O que quase nenhum empreendedor quer é pagar o preço necessário para transformar este sonho em desejo e por isto ainda parece algo inacessível e exclusivo de uns poucos “sortudos”.

Para desmistificar isto e te ajudar a colocar ações em prática, antes de responder diretamente a pergunta-chave deste conteúdo, vamos entender rapidamente alguns elementos (sub-culturas) presentes em uma cultura de inovação:

Cultura da empatia

Empatia é a capacidade de se conectar humanamente com outras pessoas em um nível mais profundo do que as palavras, entendendo suas necessidades e conseguindo se colocar no lugar do outro. A empatia leva uma pessoa a se mover genuinamente em direção à necessidade do outro para resolvê-la e isso é a essência de negócios bem-sucedidos, pois a cultura da empatia direcionada para o cliente (o foco no foco do cliente) permite enxergar necessidades subjacentes e ainda não manifestas em palavras. Em outras palavras, permite “ler o cliente” e atender necessidades que ele nem sabia que tinha.

Ainda, a empatia não é uma habilidade com botão de on-off, que se liga e desliga quando quer. Sendo assim, é muito improvável acontecer somente em relação ao cliente, isto significa que ela também se manifestará na gestão das pessoas de dentro da empresa. Sendo assim, trabalho em equipe, maior autonomia, maior flexibilidade, valorização das pessoas e preocupação com seu bem-estar também estarão presentes.

E, conforme vários casos já provaram, empresas com pessoas felizes – aquelas que investem em ser um ótimo local para se trabalhar – crescem mais que as outras e de forma mais estável e segura.

Por último, a empatia permite que as pessoas criem laços mais fortes entre si que se transformam em confiança, que é um valor-chave para a agilidade.

Cultura da economia

Não estamos falando aqui em economia como uma seção de um jornal ou portal de notícias e sim, como o hábito de ser econômico, o hábito de fazer mais com menos ou até sem nada.
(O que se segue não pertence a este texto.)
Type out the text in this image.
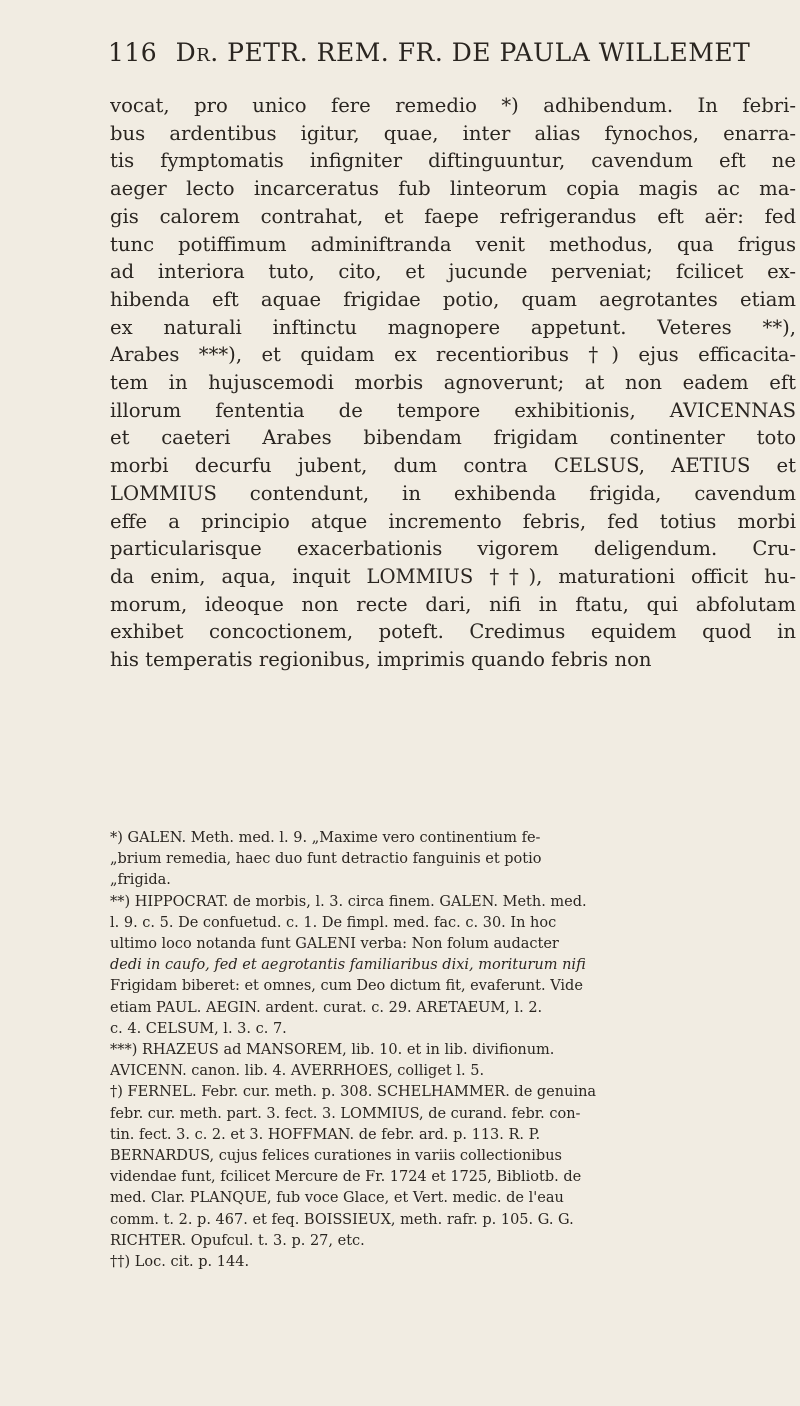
116 Dr. PETR. REM. FR. DE PAULA WILLEMET
vocat, pro unico fere remedio *) adhibendum. In febri-
bus ardentibus igitur, quae, inter alias fynochos, enarra-
tis fymptomatis infigniter diftinguuntur, cavendum eft ne
aeger lecto incarceratus fub linteorum copia magis ac ma-
gis calorem contrahat, et faepe refrigerandus eft aër: fed
tunc potiffimum adminiftranda venit methodus, qua frigus
ad interiora tuto, cito, et jucunde perveniat; fcilicet ex-
hibenda eft aquae frigidae potio, quam aegrotantes etiam
ex naturali inftinctu magnopere appetunt. Veteres **),
Arabes ***), et quidam ex recentioribus †) ejus efficacita-
tem in hujuscemodi morbis agnoverunt; at non eadem eft
illorum fententia de tempore exhibitionis, AVICENNAS
et caeteri Arabes bibendam frigidam continenter toto
morbi decurfu jubent, dum contra CELSUS, AETIUS et
LOMMIUS contendunt, in exhibenda frigida, cavendum
effe a principio atque incremento febris, fed totius morbi
particularisque exacerbationis vigorem deligendum. Cru-
da enim, aqua, inquit LOMMIUS ††), maturationi officit hu-
morum, ideoque non recte dari, nifi in ftatu, qui abfolutam
exhibet concoctionem, poteft. Credimus equidem quod in
his temperatis regionibus, imprimis quando febris non
*) GALEN. Meth. med. l. 9. „Maxime vero continentium fe-
„brium remedia, haec duo funt detractio fanguinis et potio
„frigida.
**) HIPPOCRAT. de morbis, l. 3. circa finem. GALEN. Meth. med.
l. 9. c. 5. De confuetud. c. 1. De fimpl. med. fac. c. 30. In hoc
ultimo loco notanda funt GALENI verba: Non folum audacter
dedi in caufo, fed et aegrotantis familiaribus dixi, moriturum nifi
Frigidam biberet: et omnes, cum Deo dictum fit, evaferunt. Vide
etiam PAUL. AEGIN. ardent. curat. c. 29. ARETAEUM, l. 2.
c. 4. CELSUM, l. 3. c. 7.
***) RHAZEUS ad MANSOREM, lib. 10. et in lib. divifionum.
AVICENN. canon. lib. 4. AVERRHOES, colliget l. 5.
†) FERNEL. Febr. cur. meth. p. 308. SCHELHAMMER. de genuina
febr. cur. meth. part. 3. fect. 3. LOMMIUS, de curand. febr. con-
tin. fect. 3. c. 2. et 3. HOFFMAN. de febr. ard. p. 113. R. P.
BERNARDUS, cujus felices curationes in variis collectionibus
videndae funt, fcilicet Mercure de Fr. 1724 et 1725, Bibliotb. de
med. Clar. PLANQUE, fub voce Glace, et Vert. medic. de l'eau
comm. t. 2. p. 467. et feq. BOISSIEUX, meth. rafr. p. 105. G. G.
RICHTER. Opufcul. t. 3. p. 27, etc.
††) Loc. cit. p. 144.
Ou seja, estamos falando de restrições financeiras.

As pessoas que estão em um negócio que se proponha a ganhar dinheiro, precisam aprender a “fazer dinheiro” e, para isto somente um contexto de restrição para liberar o potencial criativo para resolver o problema, pois como já diz o ditado popular: “A necessidade é a mãe da invenção”.

Deixando claro que restrição não é sinônimo de mesquinhez ou avareza e sim de uso racional e contido de recursos especialmente financeiros, por isto, o hábito da economia.

O hábito da economia junto com a empatia ajudará a despertar o potencial estratégico, muitas vezes adormecido ou sub-utilizado das pessoas que estão se movendo para resolver um problema de um público.

Cultura da estratégia

Ser estratégico significa escolher com inteligência quais batalhas lutar, e para isto tantoo é necessário conhecer a si mesmo (negócio em que você está) muito bem, assim como o inimigo (concorrente), pois como já disse Sun Tzu, 5000 anos antes de Cristo em um contexto militar, berço da administração:

“Se você conhece o inimigo e conhece a si mesmo, não precisa temer o resultado de cem batalhas. Se você se conhece mas não conhece o inimigo, para cada vitória ganha sofrerá também uma derrota. Se você não conhece nem o inimigo nem a si mesmo, perderá todas as batalhas”

Na prática, isto significa a cultura da gestão estratégica, do autoconhecimento (nível empresarial) e cultura orientada a dados (cultura data-driven), tirando as decisões baseadas em intuições ou sentimentos e trazendo fatos para embasar as decisões.

Cultura da agilidade

Conectada e baseada nos elementos da empatia, da economia e da estratégia, a cultura da agilidade fornece diversas ferramentas e formas de gerir os processos, agilizando as entregas que permitem ao negócio ter velocidade para mudanças e adaptações durante o caminho, gerando melhoria contínua.

É importante esclarecer que agilidade não necessariamente tem a ver com rapidez e sim com adaptabilidade e com redução dos custos da mudança e da incerteza. Isto, ao final gera rapidez também, mas o foco é a adaptação às mudanças.

Metodologias de gestão famosas como Lean e Kanban, vindas da indústria automobilistica, assim como Scrum e OKR, vindas de tecnologia da informação são alguns exemplos mais conhecidos de metodologias ágeis.

O manifesto ágil trata de princípios sobre agilidade e apesar de desenvolvido para o contexto de desenvolvimento de software, pode ser adaptado para outros modelos de negócio seguindo os mesmos principios, que podem ser encontrados no link https://www.manifestoagil.com.br/principios.html

Cultura da comunicação

Ferramenta essencial para os relacionamentos humanos, muitas vezes é negligenciada no contexto de negócios e entendida de forma equivocada – somente como um instrumento de marketing – e por isto mal aplicada.

A comunicação é a principal forma de promover o alinhamento entre as pessoas e é composta por 2 partes básicas: a escuta autêntica e a fala. Sendo que, numa analogia simples ao corpo humano: “A gente tem 2 ouvidos e uma boca que é pra ouvir mais do que fala”, como também diz outro ditado.

E, negócios por mais frios que pareçam ser são entidades sociais, por serem compostos e realizados por pessoas e para pessoas e, desta forma a cultura da comunicação, tanto interna (com sócios, colaboradores, funcionários) quanto externa (com clientes, fornecedores, parceiros, mercado, apoiadores e outros) é imprescindível para garantir o alinhamento entre todas as partes e promover a empatia e a sinergia entre elas.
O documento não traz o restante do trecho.